Trata-se de uma decisão política consciente do governador que resultou no massacre de hoje. O morticínio se deu em nome da estúpida “guerra às drogas”, mas se revela como ato de terror de Estado. Moradores de favelas e periferias, em sua maioria esmagadora negros e negras, convivem há décadas com a rotina de incursões policiais que enxergam estes territórios como zonas de disputa militar, onde garantias legais e o direito à vida são ficções dispensáveis. A brutalidade policial, por sua vez, convive com a cumplicidade com as facções criminosas, numa simbiose em que a criminalização das drogas alimenta as cadeias de propina que enriquecem comandantes, coronéis e governadores.

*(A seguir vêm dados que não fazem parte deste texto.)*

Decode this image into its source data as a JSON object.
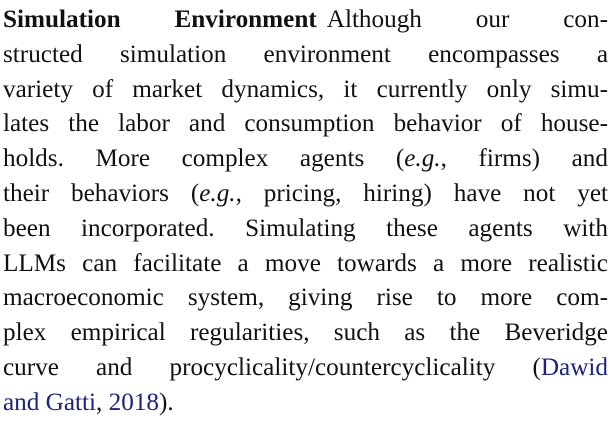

A zona de arbitrariedade imposta às favelas e a tutela armada permanente é a face mais brutal de uma realidade de precarização e negação de direitos. São justamente os/as trabalhadores/as mais precarizados/as, com menos acesso a serviços públicos e infra-estrutura que sofrem com suas casas e ruas transformadas em campo de batalha e de execução. Por ser um território de maioria negra, fica nítido o racismo deste governo e seus anteriores, que tratam a vida da maioria da população como descartáveis. Essa política de extermínio, agravada pelo negacionismo da pandemia, revela a permanência do racismo secular entre nossas elites.

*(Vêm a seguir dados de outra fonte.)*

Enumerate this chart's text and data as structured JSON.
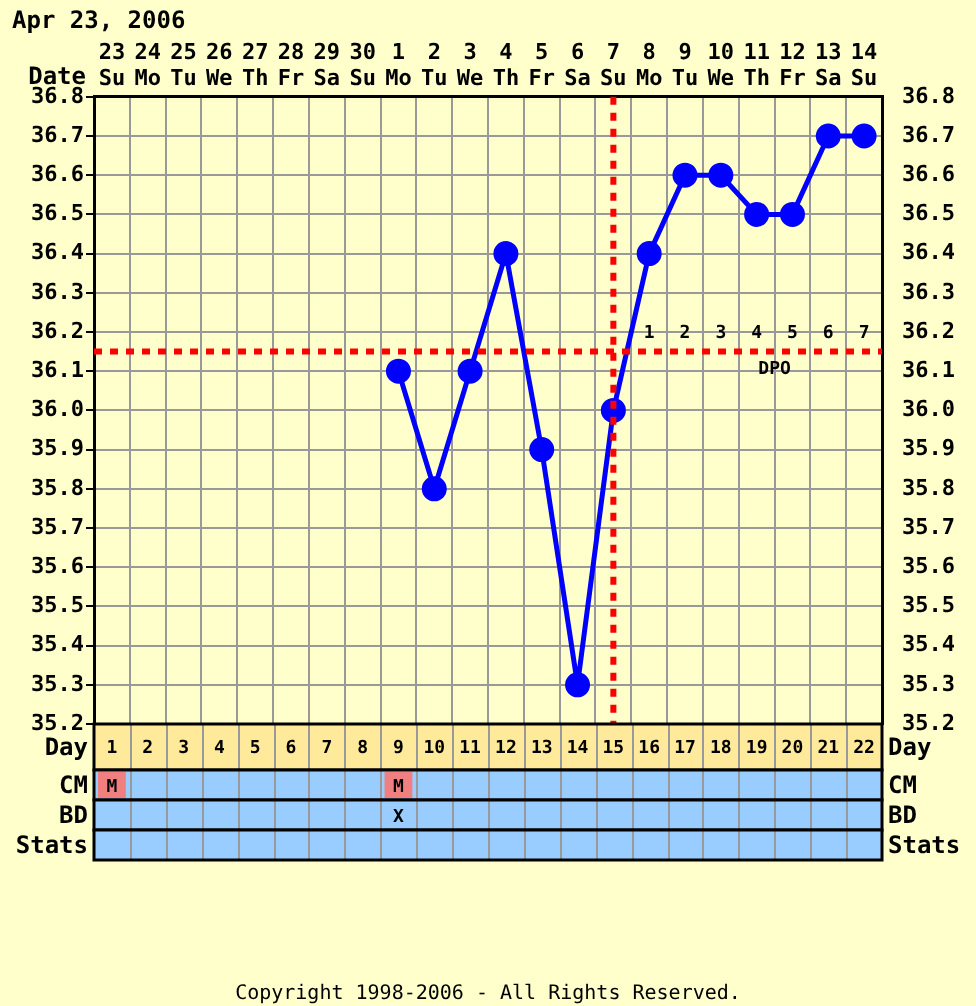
{
  "chart_data": {
    "type": "line",
    "title": "Apr 23, 2006",
    "xlabel": "Date",
    "categories": [
      "23 Su",
      "24 Mo",
      "25 Tu",
      "26 We",
      "27 Th",
      "28 Fr",
      "29 Sa",
      "30 Su",
      "1 Mo",
      "2 Tu",
      "3 We",
      "4 Th",
      "5 Fr",
      "6 Sa",
      "7 Su",
      "8 Mo",
      "9 Tu",
      "10 We",
      "11 Th",
      "12 Fr",
      "13 Sa",
      "14 Su"
    ],
    "series": [
      {
        "color": "#0000ff",
        "values": [
          null,
          null,
          null,
          null,
          null,
          null,
          null,
          null,
          36.1,
          35.8,
          36.1,
          36.4,
          35.9,
          35.3,
          36.0,
          36.4,
          36.6,
          36.6,
          36.5,
          36.5,
          36.7,
          36.7
        ]
      }
    ],
    "ylim": [
      35.2,
      36.8
    ],
    "yticks": [
      {
        "value": 35.2,
        "label": "35.2"
      },
      {
        "value": 35.3,
        "label": "35.3"
      },
      {
        "value": 35.4,
        "label": "35.4"
      },
      {
        "value": 35.5,
        "label": "35.5"
      },
      {
        "value": 35.6,
        "label": "35.6"
      },
      {
        "value": 35.7,
        "label": "35.7"
      },
      {
        "value": 35.8,
        "label": "35.8"
      },
      {
        "value": 35.9,
        "label": "35.9"
      },
      {
        "value": 36.0,
        "label": "36.0"
      },
      {
        "value": 36.1,
        "label": "36.1"
      },
      {
        "value": 36.2,
        "label": "36.2"
      },
      {
        "value": 36.3,
        "label": "36.3"
      },
      {
        "value": 36.4,
        "label": "36.4"
      },
      {
        "value": 36.5,
        "label": "36.5"
      },
      {
        "value": 36.6,
        "label": "36.6"
      },
      {
        "value": 36.7,
        "label": "36.7"
      },
      {
        "value": 36.8,
        "label": "36.8"
      }
    ],
    "y2lim": [
      35.2,
      36.8
    ],
    "y2ticks": [
      {
        "value": 35.2,
        "label": "35.2"
      },
      {
        "value": 35.3,
        "label": "35.3"
      },
      {
        "value": 35.4,
        "label": "35.4"
      },
      {
        "value": 35.5,
        "label": "35.5"
      },
      {
        "value": 35.6,
        "label": "35.6"
      },
      {
        "value": 35.7,
        "label": "35.7"
      },
      {
        "value": 35.8,
        "label": "35.8"
      },
      {
        "value": 35.9,
        "label": "35.9"
      },
      {
        "value": 36.0,
        "label": "36.0"
      },
      {
        "value": 36.1,
        "label": "36.1"
      },
      {
        "value": 36.2,
        "label": "36.2"
      },
      {
        "value": 36.3,
        "label": "36.3"
      },
      {
        "value": 36.4,
        "label": "36.4"
      },
      {
        "value": 36.5,
        "label": "36.5"
      },
      {
        "value": 36.6,
        "label": "36.6"
      },
      {
        "value": 36.7,
        "label": "36.7"
      },
      {
        "value": 36.8,
        "label": "36.8"
      }
    ],
    "grid": true,
    "legend": false,
    "marker": "circle",
    "line_style": "solid",
    "ref_lines": [
      {
        "axis": "y",
        "value": 36.15,
        "color": "#ff0000",
        "line_style": "dotted"
      },
      {
        "axis": "x",
        "value": "7 Su",
        "color": "#ff0000",
        "line_style": "dotted"
      }
    ],
    "annotations": [
      "Day",
      "CM",
      "BD",
      "Stats",
      "1",
      "2",
      "3",
      "4",
      "5",
      "6",
      "7",
      "DPO",
      "1 2 3 4 5 6 7 8 9 10 11 12 13 14 15 16 17 18 19 20 21 22",
      "M",
      "M",
      "X",
      "Copyright 1998-2006 - All Rights Reserved."
    ]
  }
}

A denúncia de mais essa chacina só é possível pela coragem dos movimentos de favelas e pela atuação de defensores dos direitos humanos, eles mesmos alvos da violência policial. Em meio ainda à intensa atividade de policiais civis e militares, os moradores do Jacarezinho realizaram ato de denúncia do massacre que havia acabado de ocorrer. É necessário dar todo apoio aos movimentos de favela na denúncia da brutalidade policial e para derrotar a política de segurança pública que encara moradores de favelas como inimigos ou perdas aceitáveis. O governador Claudio Castro, o chefe da polícia civil, o comandante da polícia militar, os comandantes da operação, todos os agentes públicos envolvidos precisam ser responsabilizados.

Basta de chacina! Basta de guerra aos pobres! Basta de genocídio da negritude!